Moments later the door slid back to reveal Kosi Fighting Hawk, a breechcloth hastily wrapped around his thick waist. It took him a moment of searching the darkness before he looked down far enough to spot the boys.
“Acorn? Grape? What’s the matter?”
“I don’t know,” Grape muttered, suddenly abashed.
“It’s Father,” Acorn whispered under his breath. “Hickory …”
“He stayed behind,” Grape added. “I’m scared. Our sister is with cousin Blue Shell tonight.”
“Come in. Come in,” Kosi said wearily, reaching down to grasp Acorn by the shoulder. “You are both like ice.” He pushed the heavy door closed behind them and led the way to the fire, now a series of coals that peeked from under layers of ash.
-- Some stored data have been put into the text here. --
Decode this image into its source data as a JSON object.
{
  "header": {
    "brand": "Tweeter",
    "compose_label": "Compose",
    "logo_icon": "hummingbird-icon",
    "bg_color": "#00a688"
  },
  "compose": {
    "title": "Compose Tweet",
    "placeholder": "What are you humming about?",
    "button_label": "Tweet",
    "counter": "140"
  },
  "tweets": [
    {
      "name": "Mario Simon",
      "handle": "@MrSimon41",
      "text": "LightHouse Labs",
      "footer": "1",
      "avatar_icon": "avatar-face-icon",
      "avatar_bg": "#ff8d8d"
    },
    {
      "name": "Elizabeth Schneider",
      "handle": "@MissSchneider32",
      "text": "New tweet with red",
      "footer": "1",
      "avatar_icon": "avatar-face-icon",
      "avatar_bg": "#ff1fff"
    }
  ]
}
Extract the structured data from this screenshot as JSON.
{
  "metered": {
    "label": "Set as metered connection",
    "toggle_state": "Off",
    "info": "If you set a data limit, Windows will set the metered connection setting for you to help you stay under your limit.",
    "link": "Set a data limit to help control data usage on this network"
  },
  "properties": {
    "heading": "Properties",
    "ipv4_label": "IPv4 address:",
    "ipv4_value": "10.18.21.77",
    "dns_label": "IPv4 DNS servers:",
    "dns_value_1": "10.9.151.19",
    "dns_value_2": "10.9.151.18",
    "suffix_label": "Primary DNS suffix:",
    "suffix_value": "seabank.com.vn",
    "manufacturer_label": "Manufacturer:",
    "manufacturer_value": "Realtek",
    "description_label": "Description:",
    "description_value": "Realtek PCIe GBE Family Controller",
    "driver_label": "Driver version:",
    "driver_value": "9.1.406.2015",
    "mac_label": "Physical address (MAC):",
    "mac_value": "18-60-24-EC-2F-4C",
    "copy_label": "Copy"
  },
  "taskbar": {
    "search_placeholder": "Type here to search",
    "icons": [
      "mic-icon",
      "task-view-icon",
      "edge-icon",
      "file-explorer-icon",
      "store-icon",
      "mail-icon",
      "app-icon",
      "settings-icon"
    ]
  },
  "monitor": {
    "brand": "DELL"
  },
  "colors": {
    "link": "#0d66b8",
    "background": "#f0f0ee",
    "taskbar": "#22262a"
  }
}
Fighting Hawk bent, used a stick to fish out the largest coals, and added kindling. He blew with the practiced ease of a man who had made many fires in his life. Within moments the flames were casting a strengthening yellow light across the room. From the walls, masks stared down, their empty black eyes surrounded by shell and copper. They were painted, carved with intricate detail to represent Birdman, Long-Nosed God, Horned Serpents, Man-Eating Bird, Tie Snakes, and Water Cougar. Between them—hung from hooks—were gorgeous feather cloaks, colorfully dyed and embroidered fabric capes, shirts, and blankets that winked with a wealth of copper, shell, and mica sequins.
The tishu minko’s stool stood just behind the fire, its form covered with a blanket made of white heron feathers. Behind it, on the wall, hung a giant carving of the human hand, and within its palm, a single wide staring eye: the Seeing Hand. Guardian of the Sky Road to the Land of the Dead. The insignia of their people.